Georgia Tech helped me learn how to prioritize information and write clearly and succinctly. In my work, I must process lots of information quickly and explain complex topics in an easy-to-understand manner. The faculty at the Sam Nunn School were always so helpful and approachable, and I have used their teaching methodologies with my own students here in Cambodia.
What has been a particular impact of studying International Affairs at Tech on your career?
I got my initial job based on Tech's reputation and the international experience I had while studying at Tech. Studying international affairs taught me to think critically, which has been one of the most valuable skills I have ever learned.
What advice would you give current students at the Nunn School?
1. Don't just go to class and go home. Go to the lectures and events that the Nunn School hosts. Once you leave Tech, it's hard to have access to so many outstanding speakers and experts, especially for free.
2. Join the International House--The I-House was a key part of my university experience. We attended so many cultural festivals in Atlanta, and there were so many activities occurring in the city that I otherwise would have never known about. I attended grad school in Sweden because some of my hallmates were Swedish and they advocated for their university's international relations program.

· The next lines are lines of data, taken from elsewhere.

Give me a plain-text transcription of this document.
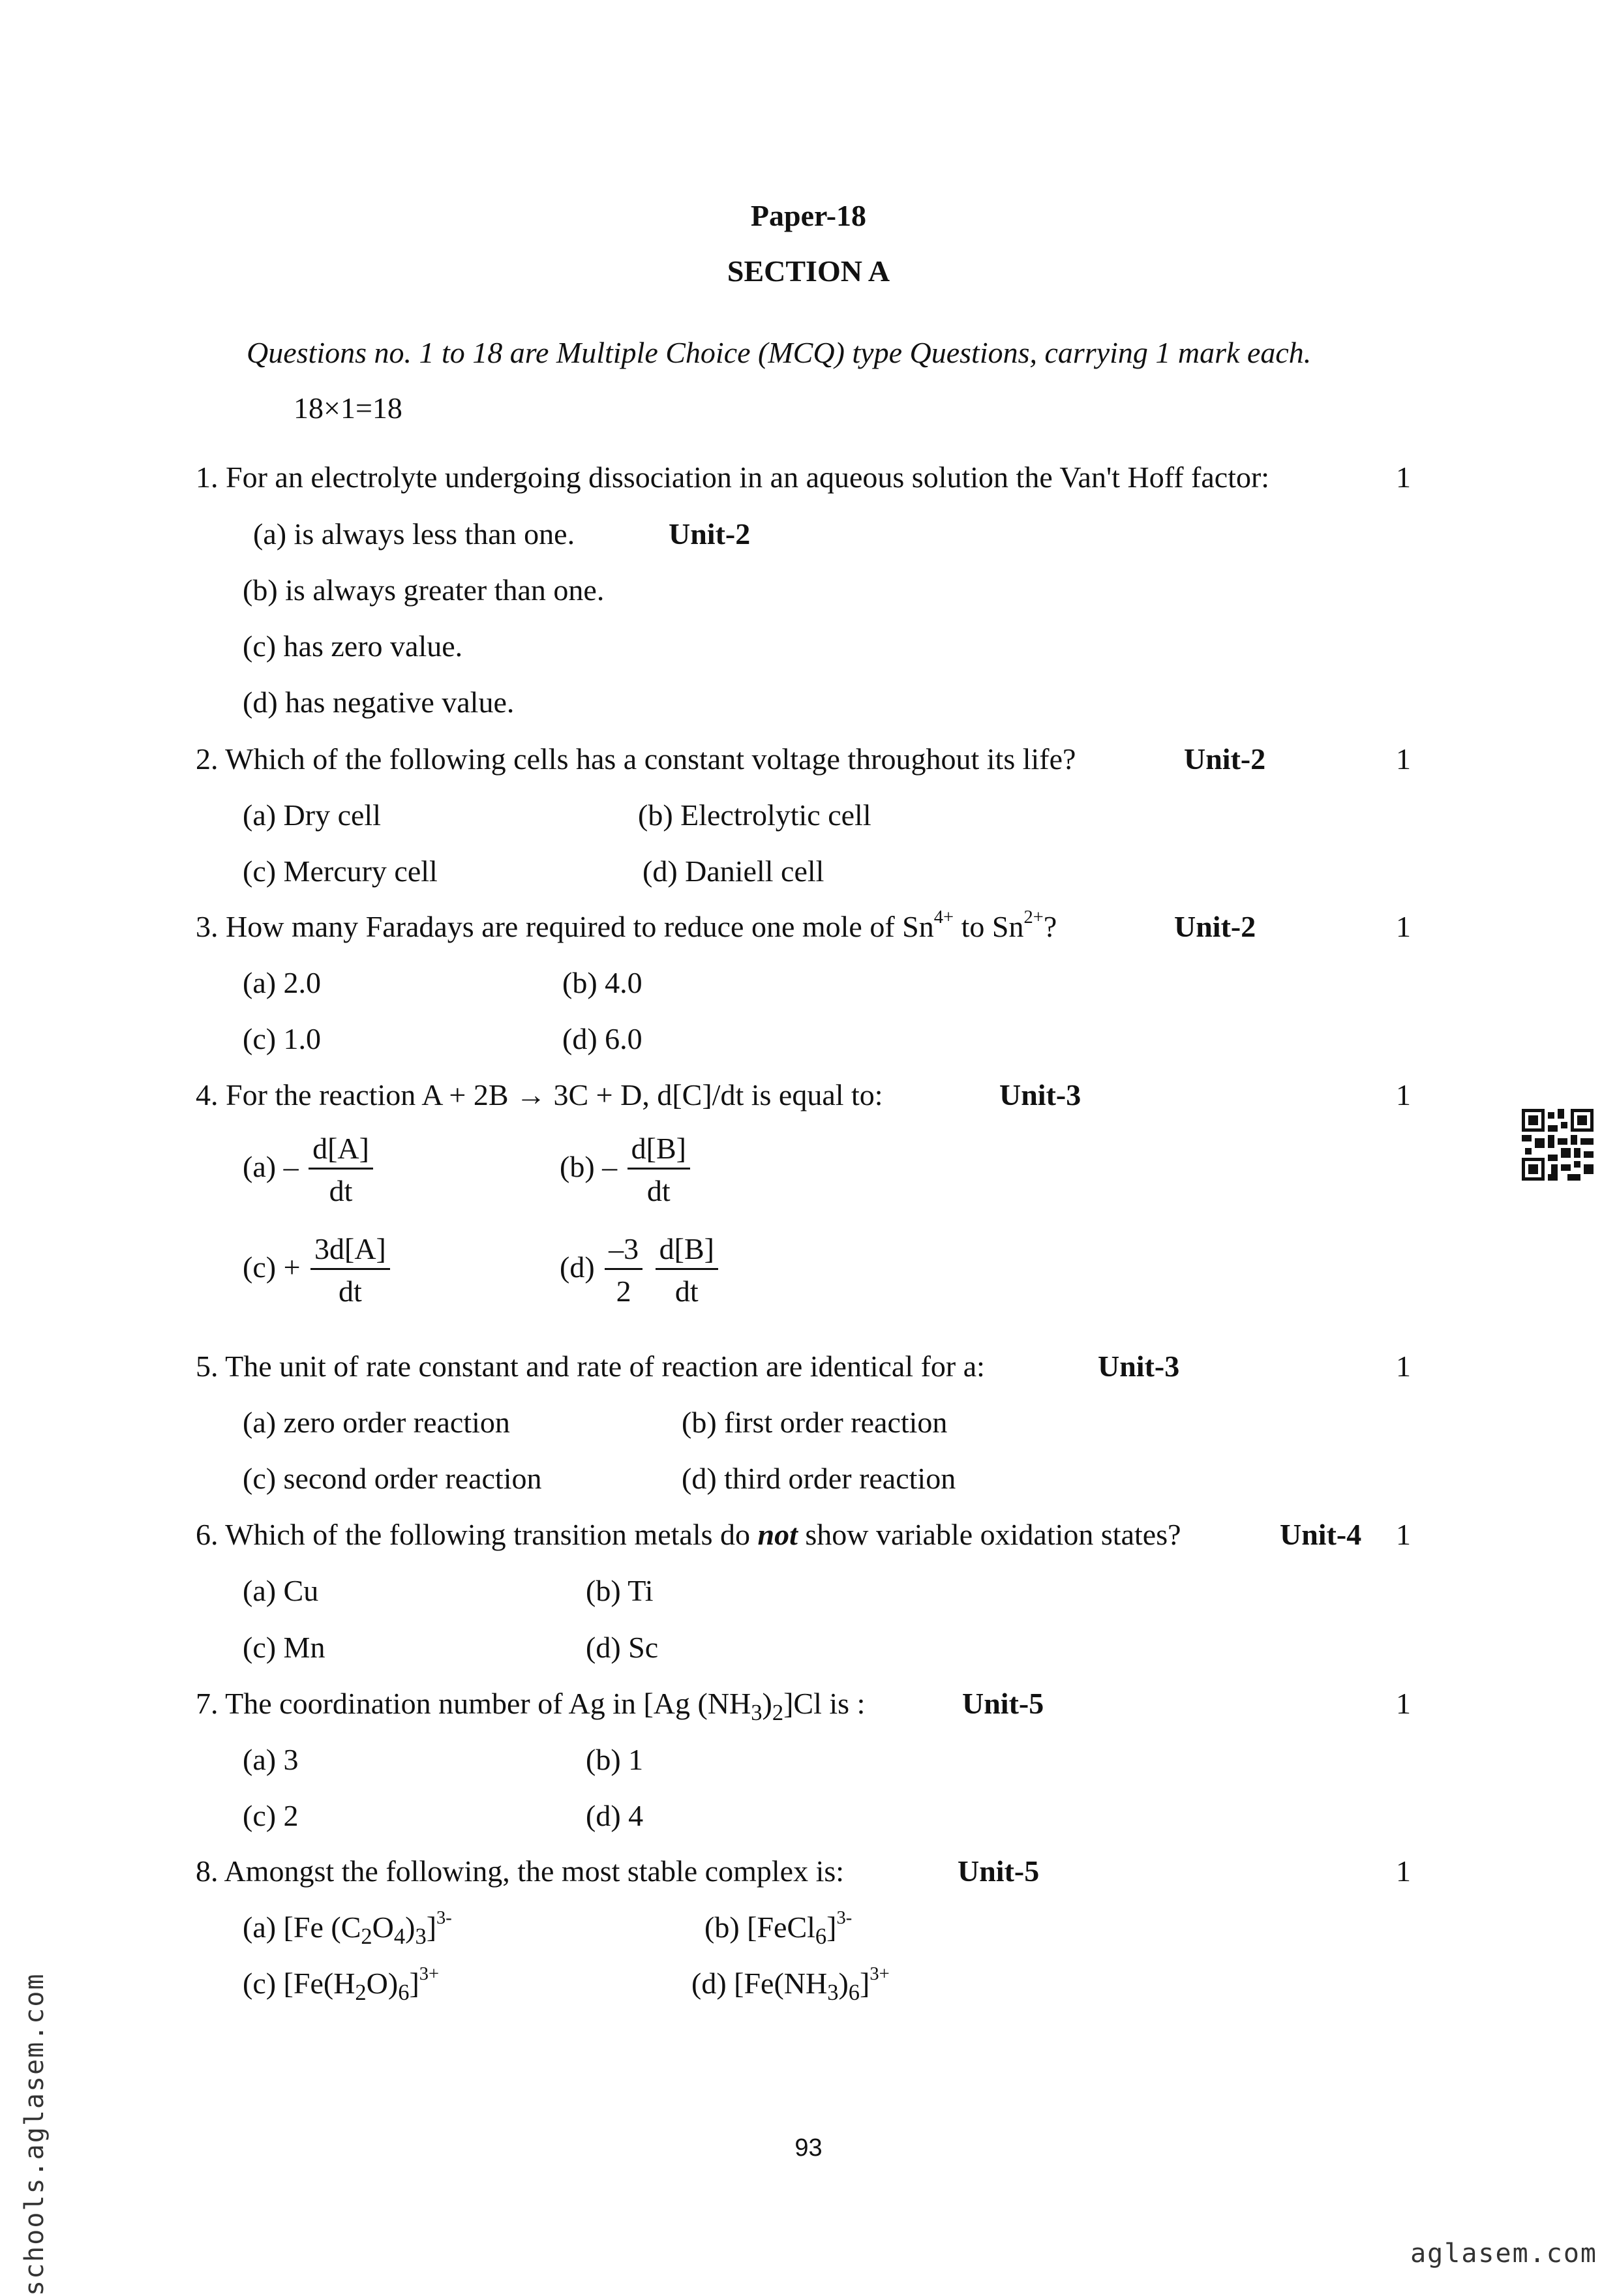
Paper-18
SECTION A
Questions no. 1 to 18 are Multiple Choice (MCQ) type Questions, carrying 1 mark each.
18×1=18
1. For an electrolyte undergoing dissociation in an aqueous solution the Van't Hoff factor:	1
(a) is always less than one.	Unit-2
(b) is always greater than one.
(c) has zero value.
(d) has negative value.
2. Which of the following cells has a constant voltage throughout its life?	Unit-2	1
(a) Dry cell	(b) Electrolytic cell
(c) Mercury cell	(d) Daniell cell
3. How many Faradays are required to reduce one mole of $Sn^{4+}$ to $Sn^{2+}$?	Unit-2	1
(a) 2.0	(b) 4.0
(c) 1.0	(d) 6.0
4. For the reaction A + 2B → 3C + D, d[C]/dt is equal to:	Unit-3	1
$(a) - \frac{d[A]}{dt}$	$(b) - \frac{d[B]}{dt}$
$(c) + \frac{3d[A]}{dt}$	$(d) \frac{-3}{2}$
$\frac{d[B]}{dt}$
5. The unit of rate constant and rate of reaction are identical for a:	Unit-3	1
(a) zero order reaction	(b) first order reaction
(c) second order reaction	(d) third order reaction
6. Which of the following transition metals do not show variable oxidation states?	Unit-4 1
(a) Cu	(b) Ti
(c) Mn	(d) Sc
7. The coordination number of Ag in [Ag $(NH_3)_2]Cl$ is :	Unit-5	1
(a) 3	(b) 1
(c) 2	(d) 4
8. Amongst the following, the most stable complex is:	Unit-5	1
(a) [Fe $(C_2O_4)_3]^{3-}$	(b) [FeCl$_6$]$^{3-}$
(c) $[Fe(H_2O)_6]^{3+}$	(d) $[Fe(NH_3)_6]^{3+}$
93
schools.aglasem.com	aglasem.com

3. Do an internship, no matter how busy you are. That little bit of work experience exposes you to what working in the real world is like, and it helps you get that next job.
4. Study abroad. Or better yet, work abroad. Tech has so many programs, so check out one that interests you.
5. Learn a language. It's so much harder to do once you leave.
6. Ignore people who don't understand the Sam Nunn School--I always found Sam Nunn students way more interesting, dynamic, and frankly more intelligent than students from other Schools.